The City of Inkom was an unincorporated Village until 1946, at which time, a Mayor form of city government was set up. Inkom is now part of Bannock County. It is also Idaho Judicial District 6, Idaho Legislative District 29, and US Congressional District 2. Our current Mayor is Max Shaffer and the current City Council members are Paul Lish (Council President), Joel Jolley, Marshall Brown and Merrilyn Bearnson. Present day, City of Inkom has a City Hall, Maintenance Department, Police Department and Volunteer Fire/QRU Departments.

Currently, Inkom has a population of 854 with businesses like postal services, banking, grocery, fuel and vehicle repair that keep our city self-sufficient. There are many other small businesses in Inkom that provide amenities to area visitors and residents as well.

Inkom also provides great education for kids and has proven to be one of the top Elementary Schools.

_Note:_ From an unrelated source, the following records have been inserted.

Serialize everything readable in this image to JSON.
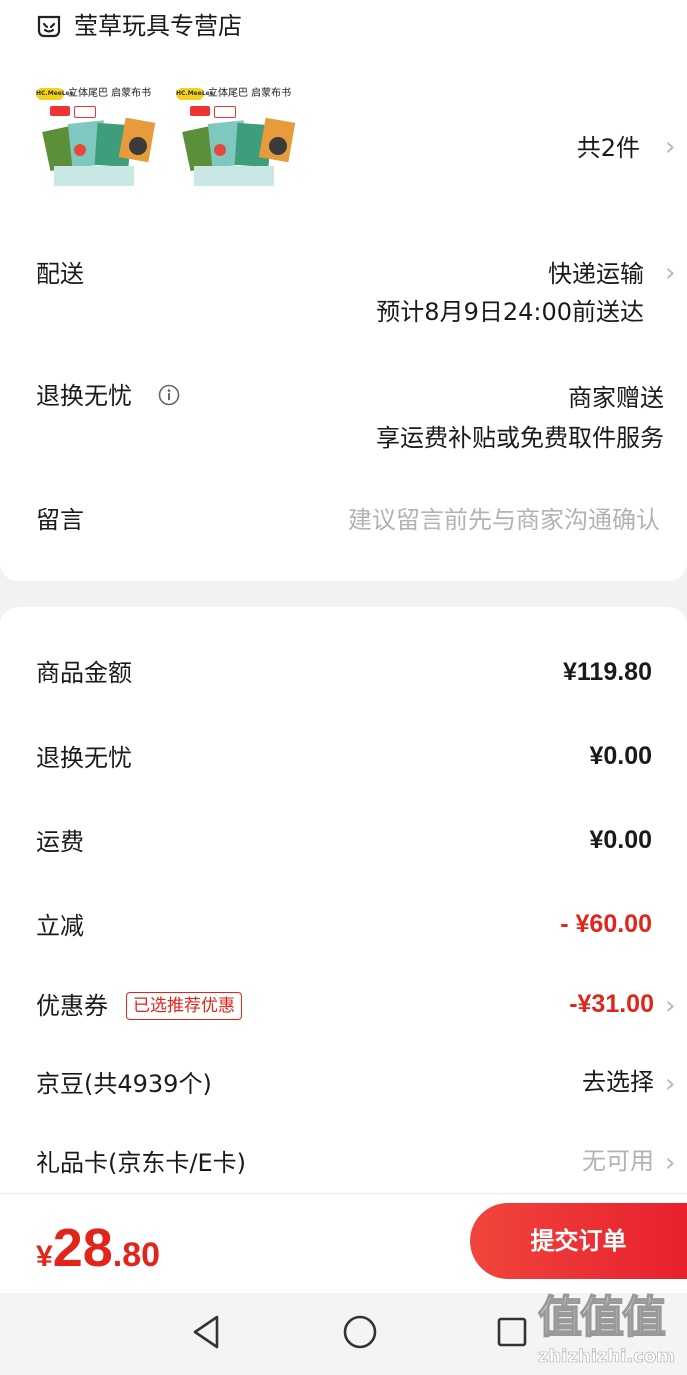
{
  "store": {
    "name": "莹草玩具专营店"
  },
  "products": {
    "thumb_title": "立体尾巴 启蒙布书",
    "brand": "HC.MeeLee",
    "count_label": "共2件"
  },
  "delivery": {
    "label": "配送",
    "method": "快递运输",
    "eta": "预计8月9日24:00前送达"
  },
  "returns": {
    "label": "退换无忧",
    "value": "商家赠送",
    "desc": "享运费补贴或免费取件服务"
  },
  "message": {
    "label": "留言",
    "placeholder": "建议留言前先与商家沟通确认"
  },
  "summary": {
    "goods_label": "商品金额",
    "goods_value": "¥119.80",
    "returns_label": "退换无忧",
    "returns_value": "¥0.00",
    "shipping_label": "运费",
    "shipping_value": "¥0.00",
    "discount_label": "立减",
    "discount_value": "- ¥60.00",
    "coupon_label": "优惠券",
    "coupon_tag": "已选推荐优惠",
    "coupon_value": "-¥31.00",
    "beans_label": "京豆(共4939个)",
    "beans_value": "去选择",
    "giftcard_label": "礼品卡(京东卡/E卡)",
    "giftcard_value": "无可用"
  },
  "checkout": {
    "currency": "¥",
    "total_int": "28",
    "total_dec": ".80",
    "submit_label": "提交订单"
  },
  "watermark": {
    "text": "zhizhizhi.com",
    "glyphs": "值值值"
  },
  "colors": {
    "accent": "#e1251b",
    "button": "#e8202e",
    "muted": "#b3b3b3"
  }
}
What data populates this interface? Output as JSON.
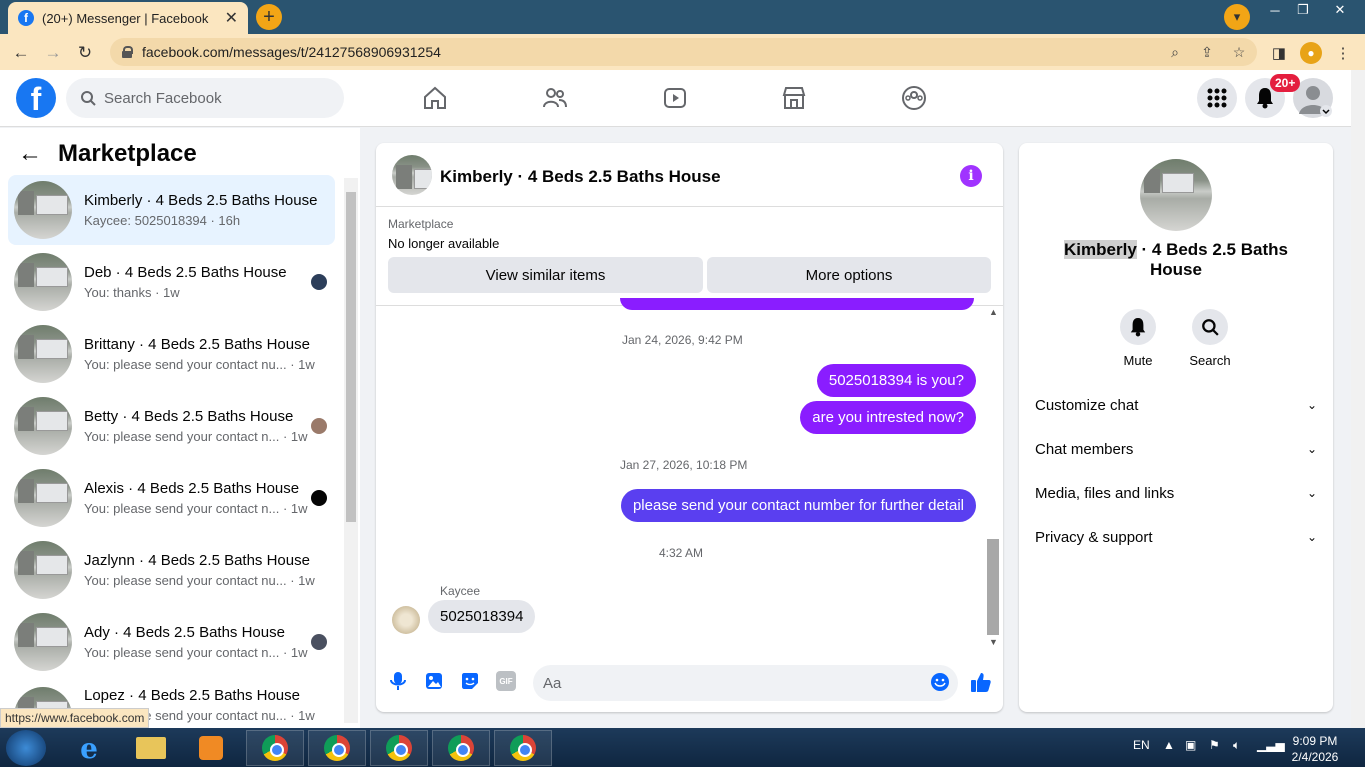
{
  "browser": {
    "tab_title": "(20+) Messenger | Facebook",
    "url": "facebook.com/messages/t/24127568906931254",
    "status_url": "https://www.facebook.com"
  },
  "header": {
    "search_placeholder": "Search Facebook",
    "notification_badge": "20+"
  },
  "sidebar": {
    "title": "Marketplace",
    "conversations": [
      {
        "name": "Kimberly · 4 Beds 2.5 Baths House",
        "sub": "Kaycee: 5025018394 · 16h",
        "active": true
      },
      {
        "name": "Deb · 4 Beds 2.5 Baths House",
        "sub": "You: thanks · 1w"
      },
      {
        "name": "Brittany · 4 Beds 2.5 Baths House",
        "sub": "You: please send your contact nu...   · 1w"
      },
      {
        "name": "Betty · 4 Beds 2.5 Baths House",
        "sub": "You: please send your contact n... · 1w"
      },
      {
        "name": "Alexis · 4 Beds 2.5 Baths House",
        "sub": "You: please send your contact n... · 1w"
      },
      {
        "name": "Jazlynn · 4 Beds 2.5 Baths House",
        "sub": "You: please send your contact nu...   · 1w"
      },
      {
        "name": "Ady · 4 Beds 2.5 Baths House",
        "sub": "You: please send your contact n... · 1w"
      },
      {
        "name": "Lopez · 4 Beds 2.5 Baths House",
        "sub": "You: please send your contact nu...   · 1w"
      }
    ]
  },
  "chat": {
    "title": "Kimberly · 4 Beds 2.5 Baths House",
    "marketplace_label": "Marketplace",
    "listing_status": "No longer available",
    "btn_similar": "View similar items",
    "btn_more": "More options",
    "ts1": "Jan 24, 2026, 9:42 PM",
    "msg1": "5025018394 is you?",
    "msg2": "are you intrested now?",
    "ts2": "Jan 27, 2026, 10:18 PM",
    "msg3": "please send your contact number for further detail",
    "ts3": "4:32 AM",
    "sender": "Kaycee",
    "msg4": "5025018394",
    "composer_placeholder": "Aa",
    "gif_label": "GIF"
  },
  "details": {
    "name_first": "Kimberly",
    "name_rest": " · 4 Beds 2.5 Baths House",
    "mute": "Mute",
    "search": "Search",
    "items": [
      "Customize chat",
      "Chat members",
      "Media, files and links",
      "Privacy & support"
    ]
  },
  "taskbar": {
    "lang": "EN",
    "time": "9:09 PM",
    "date": "2/4/2026"
  }
}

Inkom is part of the Marsh Valley Joint School District No. 21 which has a population of over 1300 students. School District 21 is also comprised of the following communities: Arimo, Downey, Garden Creek, Lava Hot Springs, McCammon, Swan Lake and Virginia. The school district has four elementary schools, housing grades K-6 with district wide pre-school programs and developmental kindergarten programs. The District has a middle school program for grades 7-8 and one high school for grades 9-12. In addition, there is an alternative high school. The District also provides services for a comprehensive special education program and all of the schools and programs are fully accredited. The Marsh Valley School District employs About 75 Teachers and almost all certified. We are proud of the Marsh Valley School District.

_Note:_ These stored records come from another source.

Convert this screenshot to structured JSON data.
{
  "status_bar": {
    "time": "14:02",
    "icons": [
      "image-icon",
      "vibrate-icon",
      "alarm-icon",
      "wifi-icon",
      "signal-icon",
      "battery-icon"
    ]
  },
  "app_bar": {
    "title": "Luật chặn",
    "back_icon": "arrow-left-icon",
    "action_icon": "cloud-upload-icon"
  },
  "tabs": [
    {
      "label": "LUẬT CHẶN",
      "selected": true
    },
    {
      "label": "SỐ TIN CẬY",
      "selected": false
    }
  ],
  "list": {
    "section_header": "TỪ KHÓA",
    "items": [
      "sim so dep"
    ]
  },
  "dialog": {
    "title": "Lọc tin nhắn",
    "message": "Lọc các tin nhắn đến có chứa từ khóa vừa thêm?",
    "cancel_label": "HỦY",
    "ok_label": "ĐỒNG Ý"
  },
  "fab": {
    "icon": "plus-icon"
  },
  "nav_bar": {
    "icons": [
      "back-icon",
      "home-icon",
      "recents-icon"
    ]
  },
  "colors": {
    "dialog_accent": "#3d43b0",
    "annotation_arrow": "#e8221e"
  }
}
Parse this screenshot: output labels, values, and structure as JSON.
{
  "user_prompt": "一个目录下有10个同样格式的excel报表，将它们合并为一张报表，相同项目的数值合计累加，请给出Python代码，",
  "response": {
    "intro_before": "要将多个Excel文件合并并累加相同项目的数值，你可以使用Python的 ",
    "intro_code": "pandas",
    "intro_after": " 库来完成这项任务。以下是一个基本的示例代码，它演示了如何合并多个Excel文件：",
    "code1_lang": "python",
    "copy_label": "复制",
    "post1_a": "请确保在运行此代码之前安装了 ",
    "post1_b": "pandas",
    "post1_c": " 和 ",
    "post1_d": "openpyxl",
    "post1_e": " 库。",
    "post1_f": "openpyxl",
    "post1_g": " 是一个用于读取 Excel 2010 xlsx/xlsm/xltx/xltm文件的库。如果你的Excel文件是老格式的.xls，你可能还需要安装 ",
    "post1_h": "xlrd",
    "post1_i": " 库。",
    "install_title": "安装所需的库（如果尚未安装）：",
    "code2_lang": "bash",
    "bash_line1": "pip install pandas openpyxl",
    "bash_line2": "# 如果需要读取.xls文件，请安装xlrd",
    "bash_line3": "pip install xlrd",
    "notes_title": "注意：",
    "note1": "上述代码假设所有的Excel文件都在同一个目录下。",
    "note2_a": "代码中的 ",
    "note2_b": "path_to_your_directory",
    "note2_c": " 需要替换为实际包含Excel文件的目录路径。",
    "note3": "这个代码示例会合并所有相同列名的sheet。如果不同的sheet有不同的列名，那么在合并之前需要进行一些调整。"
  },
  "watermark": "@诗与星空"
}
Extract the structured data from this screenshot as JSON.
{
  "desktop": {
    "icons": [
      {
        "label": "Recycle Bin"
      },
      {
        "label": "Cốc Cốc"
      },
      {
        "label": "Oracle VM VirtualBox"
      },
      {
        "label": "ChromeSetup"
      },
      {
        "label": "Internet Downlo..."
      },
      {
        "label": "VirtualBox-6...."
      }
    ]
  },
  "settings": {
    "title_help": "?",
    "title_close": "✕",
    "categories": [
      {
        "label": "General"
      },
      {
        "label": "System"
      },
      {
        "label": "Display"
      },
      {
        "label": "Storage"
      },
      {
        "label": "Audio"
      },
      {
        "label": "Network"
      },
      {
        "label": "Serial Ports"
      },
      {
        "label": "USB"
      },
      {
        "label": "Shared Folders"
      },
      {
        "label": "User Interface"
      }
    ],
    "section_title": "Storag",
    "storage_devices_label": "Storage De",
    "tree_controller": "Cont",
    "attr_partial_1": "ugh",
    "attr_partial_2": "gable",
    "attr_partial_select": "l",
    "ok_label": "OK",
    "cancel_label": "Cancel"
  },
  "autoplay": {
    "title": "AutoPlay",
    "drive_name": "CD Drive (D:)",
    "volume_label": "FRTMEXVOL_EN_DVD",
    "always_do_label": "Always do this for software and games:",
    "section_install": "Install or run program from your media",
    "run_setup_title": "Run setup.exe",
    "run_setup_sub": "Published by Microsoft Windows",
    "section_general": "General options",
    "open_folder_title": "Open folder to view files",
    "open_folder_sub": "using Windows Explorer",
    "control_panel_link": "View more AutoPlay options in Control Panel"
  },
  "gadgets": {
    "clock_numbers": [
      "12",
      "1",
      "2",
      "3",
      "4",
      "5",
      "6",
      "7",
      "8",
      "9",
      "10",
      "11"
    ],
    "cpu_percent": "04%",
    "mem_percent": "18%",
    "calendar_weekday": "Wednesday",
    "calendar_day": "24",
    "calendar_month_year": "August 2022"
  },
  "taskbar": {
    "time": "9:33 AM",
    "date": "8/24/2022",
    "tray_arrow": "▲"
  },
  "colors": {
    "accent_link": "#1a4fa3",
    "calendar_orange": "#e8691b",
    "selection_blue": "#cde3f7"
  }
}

Inkom is surrounded by beautiful mountains and rivers. Inkom is a perfect place to live or visit and provides perfect roads and mountains for avid bikers, runners, skiers/snowboarders, hunters and most anything outdoors. The City’s growth is restricted by these natural barriers, but being a small community is also what provides such great conditions for outdoor interests. During the winter months, one of the nearby attractions is the Pebble Creek Ski Area. Pebble Creek attracts skiers/snowboarders of any skill level. It has been said, “If you can ski Pebble Creek, you can ski anywhere” and it has been proven true by attracting professional athletes to the area.

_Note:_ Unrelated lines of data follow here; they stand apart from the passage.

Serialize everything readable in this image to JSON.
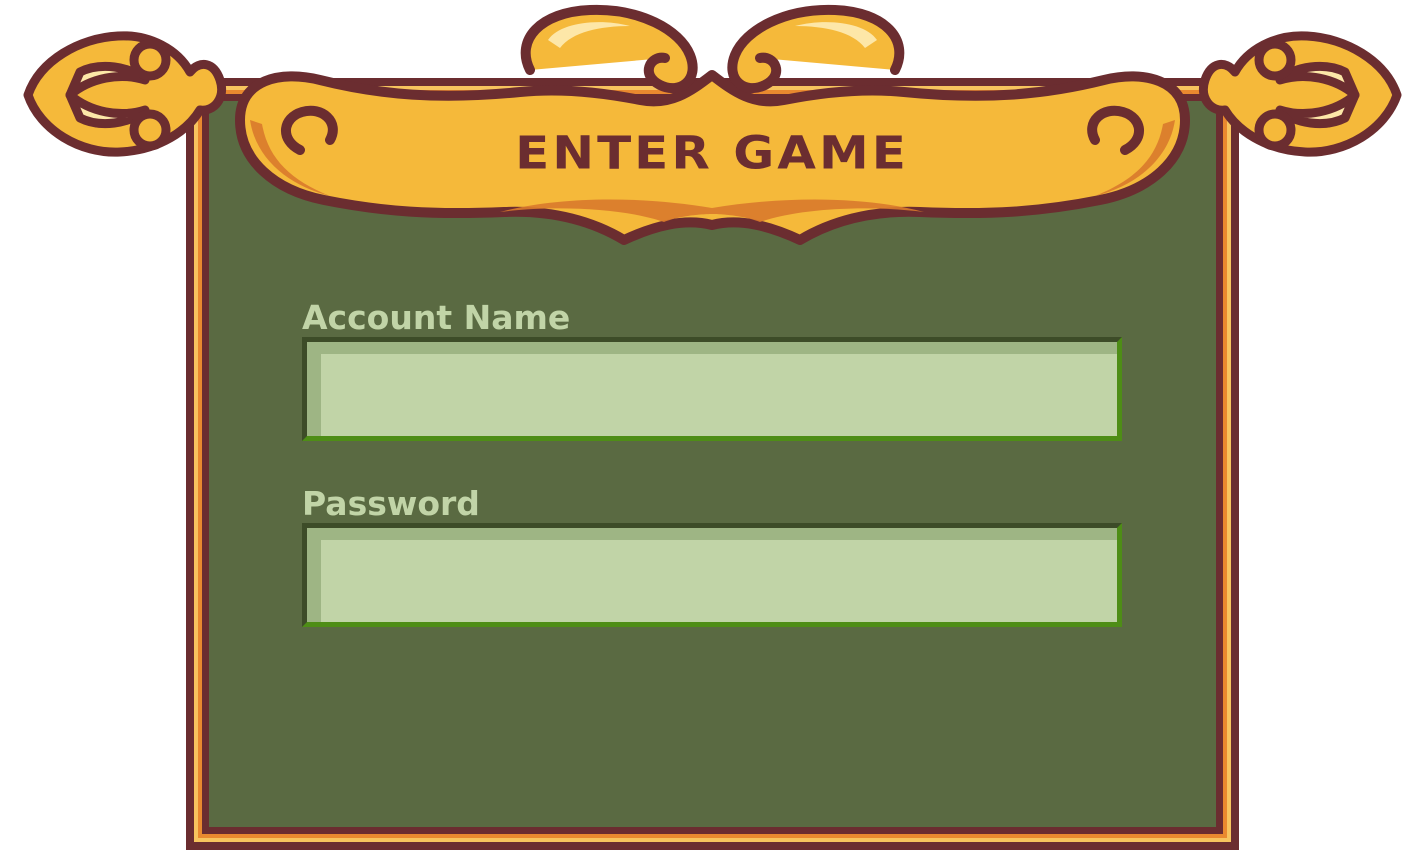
{
  "dialog": {
    "title": "ENTER GAME"
  },
  "form": {
    "account": {
      "label": "Account Name",
      "value": "",
      "placeholder": ""
    },
    "password": {
      "label": "Password",
      "value": "",
      "placeholder": ""
    }
  },
  "colors": {
    "frame_dark": "#6b2d30",
    "frame_gold": "#f7c45e",
    "frame_orange": "#e9892f",
    "panel_green": "#5a6a42",
    "field_fill": "#c1d4a7",
    "label_text": "#c1d4a7"
  },
  "icons": {
    "left_ornament": "fleur-ornament-icon",
    "right_ornament": "fleur-ornament-icon"
  }
}
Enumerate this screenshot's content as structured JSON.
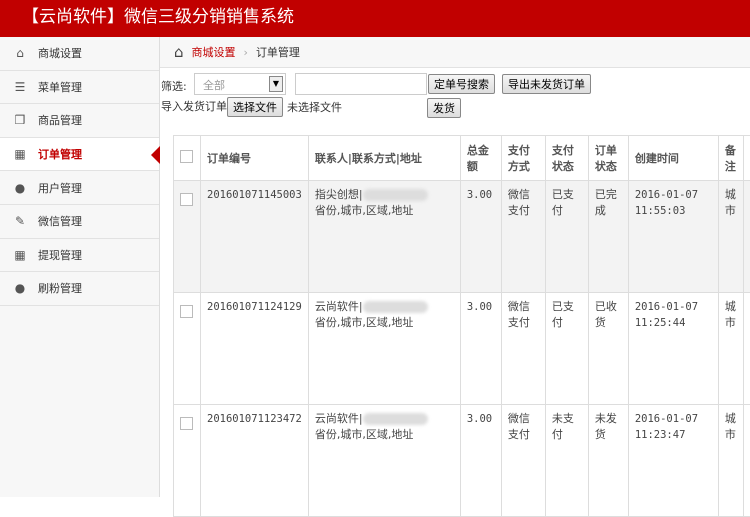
{
  "header": {
    "title": "【云尚软件】微信三级分销销售系统"
  },
  "sidebar": {
    "items": [
      {
        "label": "商城设置",
        "icon": "home-icon",
        "glyph": "⌂"
      },
      {
        "label": "菜单管理",
        "icon": "list-icon",
        "glyph": "☰"
      },
      {
        "label": "商品管理",
        "icon": "gift-icon",
        "glyph": "❒"
      },
      {
        "label": "订单管理",
        "icon": "calendar-icon",
        "glyph": "▦",
        "active": true
      },
      {
        "label": "用户管理",
        "icon": "users-icon",
        "glyph": "●"
      },
      {
        "label": "微信管理",
        "icon": "edit-icon",
        "glyph": "✎"
      },
      {
        "label": "提现管理",
        "icon": "calendar-icon",
        "glyph": "▦"
      },
      {
        "label": "刷粉管理",
        "icon": "users-icon",
        "glyph": "●"
      }
    ]
  },
  "breadcrumb": {
    "home": "商城设置",
    "current": "订单管理"
  },
  "filter": {
    "label": "筛选:",
    "select_value": "全部",
    "search_btn": "定单号搜索",
    "export_btn": "导出未发货订单",
    "import_label": "导入发货订单",
    "choose_file": "选择文件",
    "no_file": "未选择文件",
    "ship_btn": "发货"
  },
  "table": {
    "headers": [
      "订单编号",
      "联系人|联系方式|地址",
      "总金额",
      "支付方式",
      "支付状态",
      "订单状态",
      "创建时间",
      "备注"
    ],
    "rows": [
      {
        "id": "201601071145003",
        "contact": "指尖创想|",
        "address": "省份,城市,区域,地址",
        "amount": "3.00",
        "pay_method": "微信支付",
        "pay_status": "已支付",
        "order_status": "已完成",
        "date": "2016-01-07",
        "time": "11:55:03",
        "note": "城市"
      },
      {
        "id": "201601071124129",
        "contact": "云尚软件|",
        "address": "省份,城市,区域,地址",
        "amount": "3.00",
        "pay_method": "微信支付",
        "pay_status": "已支付",
        "order_status": "已收货",
        "date": "2016-01-07",
        "time": "11:25:44",
        "note": "城市"
      },
      {
        "id": "201601071123472",
        "contact": "云尚软件|",
        "address": "省份,城市,区域,地址",
        "amount": "3.00",
        "pay_method": "微信支付",
        "pay_status": "未支付",
        "order_status": "未发货",
        "date": "2016-01-07",
        "time": "11:23:47",
        "note": "城市"
      }
    ]
  }
}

Idaho State University, located in Pocatello, Idaho, is approximately twelve miles from Inkom. Pocatello, being in such close proximity to Inkom provides many options for movies, restaurants, shopping and other activities. Inkom is close to other tourist attractions and other amenities for it’s residents and/or visitors. The residents of Inkom are very welcoming and friendly. Inkom is a great place to visit and more importantly, Inkom is a great place to live. There just isn’t a better place!